Police-Related Correlates of Client-Perpetrated Violence Among Female Sex Workers in Baltimore City, Maryland
Authors: Footer KHA, Park JN, Allen ST, Decker MR, Silberzahn BE, Huettner S, Galai N, Sherman SG.
Police-Related Correlates of Client-Perpetrated Violence Among Female Sex Workers in Baltimore City, Maryland.
Am J Public Health. 2019 Feb;109(2):289-295. doi: 10.2105/AJPH.2018.304809. Epub 2018 Dec 20. PMID: 30571295; PMCID: PMC6336048.
Objectives. To characterize interactions that female sex workers (FSWs) have with the police and explore associations with client-perpetrated violence.
Methods. Baseline data were collected April 2016 to January 2017 from 250 FSWs from the Sex Workers and Police Promoting Health in Risky Environments (SAPPHIRE) study based in Baltimore, Maryland. Interviewer-administered questionnaires captured different patrol or enforcement and abusive police encounters, experiences of client-perpetrated violence, and other risk factors, including drug use. We conducted bivariate and multivariable analysis in Stata/SE version 14.2 (StataCorp LP, College Station, TX).
Results.

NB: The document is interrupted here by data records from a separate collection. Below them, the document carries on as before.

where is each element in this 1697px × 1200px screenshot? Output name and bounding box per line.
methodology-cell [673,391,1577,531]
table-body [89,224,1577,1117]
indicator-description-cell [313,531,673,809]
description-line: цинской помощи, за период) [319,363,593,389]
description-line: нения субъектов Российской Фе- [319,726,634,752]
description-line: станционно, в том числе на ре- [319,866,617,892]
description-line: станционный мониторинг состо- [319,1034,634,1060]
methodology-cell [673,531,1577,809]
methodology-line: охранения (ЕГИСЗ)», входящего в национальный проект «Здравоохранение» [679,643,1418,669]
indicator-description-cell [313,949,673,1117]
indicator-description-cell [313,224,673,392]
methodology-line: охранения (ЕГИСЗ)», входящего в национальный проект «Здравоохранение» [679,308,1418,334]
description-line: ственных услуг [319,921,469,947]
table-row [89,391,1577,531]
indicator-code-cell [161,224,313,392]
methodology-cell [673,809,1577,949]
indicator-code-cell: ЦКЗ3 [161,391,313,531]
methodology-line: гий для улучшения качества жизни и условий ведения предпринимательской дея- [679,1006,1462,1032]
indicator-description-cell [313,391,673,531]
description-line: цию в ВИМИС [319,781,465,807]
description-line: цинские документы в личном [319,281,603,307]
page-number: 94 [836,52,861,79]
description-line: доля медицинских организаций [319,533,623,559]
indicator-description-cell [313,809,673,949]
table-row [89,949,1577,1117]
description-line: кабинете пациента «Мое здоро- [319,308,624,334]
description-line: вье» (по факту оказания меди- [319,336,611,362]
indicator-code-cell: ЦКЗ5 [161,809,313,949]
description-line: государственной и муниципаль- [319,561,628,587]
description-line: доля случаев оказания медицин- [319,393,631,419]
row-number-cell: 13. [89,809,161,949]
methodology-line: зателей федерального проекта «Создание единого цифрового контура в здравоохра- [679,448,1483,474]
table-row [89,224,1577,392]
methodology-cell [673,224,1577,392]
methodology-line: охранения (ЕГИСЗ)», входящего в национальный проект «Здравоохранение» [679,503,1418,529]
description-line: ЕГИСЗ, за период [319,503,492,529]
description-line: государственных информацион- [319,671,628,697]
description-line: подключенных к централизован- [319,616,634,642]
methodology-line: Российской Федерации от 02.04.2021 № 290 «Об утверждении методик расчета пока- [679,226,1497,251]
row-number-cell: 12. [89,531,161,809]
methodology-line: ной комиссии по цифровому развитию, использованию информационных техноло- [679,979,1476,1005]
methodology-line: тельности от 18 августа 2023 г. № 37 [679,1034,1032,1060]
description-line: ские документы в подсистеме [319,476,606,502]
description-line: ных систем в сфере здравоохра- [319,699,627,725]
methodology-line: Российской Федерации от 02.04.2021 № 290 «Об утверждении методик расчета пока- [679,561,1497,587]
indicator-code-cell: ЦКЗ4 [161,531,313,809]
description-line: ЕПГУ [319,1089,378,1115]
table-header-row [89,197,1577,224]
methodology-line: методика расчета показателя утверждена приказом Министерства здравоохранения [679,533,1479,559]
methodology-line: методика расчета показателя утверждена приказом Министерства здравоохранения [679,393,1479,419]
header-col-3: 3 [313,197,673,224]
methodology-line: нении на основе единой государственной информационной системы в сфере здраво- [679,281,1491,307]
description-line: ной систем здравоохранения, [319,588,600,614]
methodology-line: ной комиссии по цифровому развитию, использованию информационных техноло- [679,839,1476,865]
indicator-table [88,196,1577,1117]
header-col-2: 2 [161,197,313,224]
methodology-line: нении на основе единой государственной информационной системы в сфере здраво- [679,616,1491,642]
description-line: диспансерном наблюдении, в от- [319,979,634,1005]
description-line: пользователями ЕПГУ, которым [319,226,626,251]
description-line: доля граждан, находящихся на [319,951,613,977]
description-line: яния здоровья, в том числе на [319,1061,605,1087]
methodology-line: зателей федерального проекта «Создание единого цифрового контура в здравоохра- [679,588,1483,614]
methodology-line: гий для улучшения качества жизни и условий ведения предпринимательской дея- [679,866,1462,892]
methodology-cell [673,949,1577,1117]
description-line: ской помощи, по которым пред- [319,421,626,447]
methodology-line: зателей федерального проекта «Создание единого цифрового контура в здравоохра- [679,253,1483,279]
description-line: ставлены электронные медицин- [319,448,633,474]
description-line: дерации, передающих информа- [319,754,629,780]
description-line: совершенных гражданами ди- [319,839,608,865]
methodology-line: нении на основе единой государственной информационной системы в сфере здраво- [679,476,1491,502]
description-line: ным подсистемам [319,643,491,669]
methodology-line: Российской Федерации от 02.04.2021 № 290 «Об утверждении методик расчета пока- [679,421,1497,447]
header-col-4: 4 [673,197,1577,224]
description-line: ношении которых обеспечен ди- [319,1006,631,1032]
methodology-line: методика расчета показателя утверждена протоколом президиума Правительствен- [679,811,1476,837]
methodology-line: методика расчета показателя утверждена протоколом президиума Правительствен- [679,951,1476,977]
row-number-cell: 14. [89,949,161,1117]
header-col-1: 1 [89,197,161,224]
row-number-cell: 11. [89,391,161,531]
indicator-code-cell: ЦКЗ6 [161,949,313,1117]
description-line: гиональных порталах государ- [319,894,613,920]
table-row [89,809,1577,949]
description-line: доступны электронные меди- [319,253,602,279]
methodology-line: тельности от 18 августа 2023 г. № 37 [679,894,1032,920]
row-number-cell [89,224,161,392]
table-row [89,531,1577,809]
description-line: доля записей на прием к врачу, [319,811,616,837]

Of participants, 78% reported lifetime abusive police encounters, 41% reported daily or weekly encounters of any type. In the previous 3 months, 22% experienced client-perpetrated violence. Heroin users (70% of participants) reported more abusive encounters (2.5 vs 1.6; P < .001) and more client-perpetrated violence (26% vs 12%; P = .02) than others. In multivariable analysis, each additional type of abusive interaction was associated with 1.3 times (95% confidence interval [CI] = 1.1, 1.5) increased odds of client-perpetrated violence. For patrol or enforcement encounters, this value was 1.3 (95% CI = 1.0, 1.7).
Conclusions. Frequent exposures to abusive police practices appear to contribute to an environment where client-perpetrated violence is regularly experienced. For FSWs who inject drugs, police exposure and client-perpetrated violence appear amplified.